Otitis Externa is an infection of the skin of the ear canal, outside of the ear drum. There are 2 types of infections that can cause this. One is bacterial, typical swimmer’s ear. Symptoms from this include drainage from the ear, external ear pain, decreased hearing, and swelling of the ear canal. If the ear canal is obstructed, it may need to be cleaned out to allow the antibiotic ear drops to get into the ear canal. If swelling has completely blocked the ear canal, a small sponge may be placed in the ear canal to prop open the canal. The sponge soaks up the drops and helps deliver them deeper into the ear. In rare cases, ear canal infections can spread and cause swelling of the face and difficulty or pain with chewing. It this case, oral antibiotics may be needed in addition to drops.

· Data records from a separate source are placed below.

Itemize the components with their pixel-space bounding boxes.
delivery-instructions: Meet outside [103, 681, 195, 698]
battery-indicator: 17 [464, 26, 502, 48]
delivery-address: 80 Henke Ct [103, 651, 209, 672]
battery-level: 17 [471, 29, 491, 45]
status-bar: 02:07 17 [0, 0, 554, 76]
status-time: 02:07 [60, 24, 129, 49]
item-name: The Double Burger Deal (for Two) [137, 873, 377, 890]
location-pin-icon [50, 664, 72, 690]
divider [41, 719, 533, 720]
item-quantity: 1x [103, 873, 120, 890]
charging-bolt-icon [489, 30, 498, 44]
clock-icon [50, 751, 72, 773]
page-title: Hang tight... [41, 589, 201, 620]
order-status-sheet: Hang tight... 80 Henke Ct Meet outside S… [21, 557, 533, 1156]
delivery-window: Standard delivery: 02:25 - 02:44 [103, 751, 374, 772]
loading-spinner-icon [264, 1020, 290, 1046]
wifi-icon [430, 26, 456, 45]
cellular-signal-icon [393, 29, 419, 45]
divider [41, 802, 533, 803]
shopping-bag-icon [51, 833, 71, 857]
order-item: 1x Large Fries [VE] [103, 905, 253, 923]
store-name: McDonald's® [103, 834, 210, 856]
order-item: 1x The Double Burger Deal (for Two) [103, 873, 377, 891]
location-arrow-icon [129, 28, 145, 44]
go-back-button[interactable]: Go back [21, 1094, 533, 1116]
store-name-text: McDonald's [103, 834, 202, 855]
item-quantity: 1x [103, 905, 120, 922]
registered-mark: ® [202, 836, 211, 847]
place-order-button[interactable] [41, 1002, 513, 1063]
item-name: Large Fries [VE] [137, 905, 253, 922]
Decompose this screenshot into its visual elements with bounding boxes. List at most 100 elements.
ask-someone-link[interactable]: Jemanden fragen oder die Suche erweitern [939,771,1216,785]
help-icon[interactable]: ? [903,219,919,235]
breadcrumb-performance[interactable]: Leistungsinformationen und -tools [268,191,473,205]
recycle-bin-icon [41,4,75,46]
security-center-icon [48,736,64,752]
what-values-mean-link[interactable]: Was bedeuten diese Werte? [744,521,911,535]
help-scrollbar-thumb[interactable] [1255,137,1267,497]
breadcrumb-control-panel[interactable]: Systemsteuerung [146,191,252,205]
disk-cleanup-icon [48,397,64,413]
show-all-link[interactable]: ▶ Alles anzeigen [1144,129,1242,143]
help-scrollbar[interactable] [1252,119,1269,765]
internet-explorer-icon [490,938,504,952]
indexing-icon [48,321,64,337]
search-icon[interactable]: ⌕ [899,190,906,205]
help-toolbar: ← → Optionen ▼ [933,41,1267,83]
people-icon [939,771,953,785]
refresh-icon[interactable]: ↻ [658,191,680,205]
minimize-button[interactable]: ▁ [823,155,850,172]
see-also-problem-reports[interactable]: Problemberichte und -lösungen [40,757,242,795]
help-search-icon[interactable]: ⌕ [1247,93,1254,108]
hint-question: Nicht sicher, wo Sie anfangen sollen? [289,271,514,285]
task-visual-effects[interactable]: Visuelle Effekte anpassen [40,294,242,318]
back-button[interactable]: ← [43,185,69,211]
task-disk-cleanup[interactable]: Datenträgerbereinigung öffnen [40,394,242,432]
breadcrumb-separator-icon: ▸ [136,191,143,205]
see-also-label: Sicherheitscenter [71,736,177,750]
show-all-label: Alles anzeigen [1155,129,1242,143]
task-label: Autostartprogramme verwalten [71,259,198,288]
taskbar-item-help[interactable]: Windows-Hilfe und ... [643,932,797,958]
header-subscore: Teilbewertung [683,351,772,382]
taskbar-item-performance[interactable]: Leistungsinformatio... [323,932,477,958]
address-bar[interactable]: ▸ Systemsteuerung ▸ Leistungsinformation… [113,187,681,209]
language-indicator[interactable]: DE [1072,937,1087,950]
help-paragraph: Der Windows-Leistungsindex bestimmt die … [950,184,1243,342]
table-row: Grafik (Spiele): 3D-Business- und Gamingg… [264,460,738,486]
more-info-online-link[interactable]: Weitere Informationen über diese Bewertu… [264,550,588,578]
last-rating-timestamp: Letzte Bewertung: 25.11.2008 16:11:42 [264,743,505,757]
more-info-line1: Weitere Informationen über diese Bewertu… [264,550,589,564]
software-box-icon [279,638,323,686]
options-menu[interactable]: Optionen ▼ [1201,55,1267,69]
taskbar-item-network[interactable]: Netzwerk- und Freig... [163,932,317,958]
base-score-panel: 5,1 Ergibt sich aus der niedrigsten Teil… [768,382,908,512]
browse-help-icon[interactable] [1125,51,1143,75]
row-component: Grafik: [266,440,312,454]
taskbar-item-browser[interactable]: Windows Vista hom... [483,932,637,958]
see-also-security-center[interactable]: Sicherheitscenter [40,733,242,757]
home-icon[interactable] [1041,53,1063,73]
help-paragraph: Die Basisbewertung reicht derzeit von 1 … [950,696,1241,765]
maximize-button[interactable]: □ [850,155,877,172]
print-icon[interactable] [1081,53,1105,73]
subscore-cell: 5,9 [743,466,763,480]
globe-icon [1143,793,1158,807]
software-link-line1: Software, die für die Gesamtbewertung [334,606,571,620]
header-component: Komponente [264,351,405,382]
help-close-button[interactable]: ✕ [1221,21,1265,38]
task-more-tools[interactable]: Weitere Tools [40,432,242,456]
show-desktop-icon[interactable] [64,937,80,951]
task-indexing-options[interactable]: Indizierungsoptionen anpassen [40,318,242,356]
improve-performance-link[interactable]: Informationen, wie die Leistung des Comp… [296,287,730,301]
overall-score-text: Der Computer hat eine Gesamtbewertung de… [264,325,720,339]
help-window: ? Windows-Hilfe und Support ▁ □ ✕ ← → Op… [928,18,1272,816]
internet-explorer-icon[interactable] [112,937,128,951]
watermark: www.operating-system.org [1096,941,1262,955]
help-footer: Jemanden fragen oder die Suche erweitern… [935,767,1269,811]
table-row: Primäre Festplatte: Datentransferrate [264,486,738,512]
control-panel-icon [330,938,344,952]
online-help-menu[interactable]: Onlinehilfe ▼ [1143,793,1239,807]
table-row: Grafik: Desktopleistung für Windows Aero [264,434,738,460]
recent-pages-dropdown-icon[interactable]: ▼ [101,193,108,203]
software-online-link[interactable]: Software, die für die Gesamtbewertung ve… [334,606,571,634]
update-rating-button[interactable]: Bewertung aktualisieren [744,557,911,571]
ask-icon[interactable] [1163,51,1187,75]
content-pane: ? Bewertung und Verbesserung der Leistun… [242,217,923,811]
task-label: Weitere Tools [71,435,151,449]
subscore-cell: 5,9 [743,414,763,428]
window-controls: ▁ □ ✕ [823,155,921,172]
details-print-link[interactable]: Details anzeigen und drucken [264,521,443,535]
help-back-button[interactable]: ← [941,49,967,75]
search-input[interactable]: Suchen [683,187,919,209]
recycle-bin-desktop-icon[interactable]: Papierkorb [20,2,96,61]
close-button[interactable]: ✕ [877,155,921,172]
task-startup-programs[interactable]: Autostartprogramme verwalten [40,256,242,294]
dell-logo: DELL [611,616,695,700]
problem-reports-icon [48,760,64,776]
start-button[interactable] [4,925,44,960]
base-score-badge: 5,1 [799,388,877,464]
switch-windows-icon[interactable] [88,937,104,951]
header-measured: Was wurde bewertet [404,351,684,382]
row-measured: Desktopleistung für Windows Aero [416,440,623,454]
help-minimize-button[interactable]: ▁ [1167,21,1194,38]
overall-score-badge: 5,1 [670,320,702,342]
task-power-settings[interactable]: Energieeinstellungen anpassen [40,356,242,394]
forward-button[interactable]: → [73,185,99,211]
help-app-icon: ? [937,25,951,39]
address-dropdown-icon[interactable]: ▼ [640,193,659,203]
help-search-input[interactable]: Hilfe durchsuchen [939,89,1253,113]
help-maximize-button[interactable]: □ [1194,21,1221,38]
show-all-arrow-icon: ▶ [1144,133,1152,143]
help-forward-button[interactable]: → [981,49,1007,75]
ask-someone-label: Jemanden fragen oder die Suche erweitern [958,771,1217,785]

The second type of ear canal infection is fungal. Symptoms from this type are usually less severe and include drainage, muffled hearing, and ear itching. Treatment for fungal otitis externa typically requires cleaning the ear under a microscope and use an antifungal drops.

Both types of Otitis Externa are more common in the summer months. You don’t have to be a swimmer to get this. Bacteria and fungus love warm, dark, damp places. Any additional trauma to the ear, like using Q-tips, can cause little scratches in the skin that can allow infection to enter.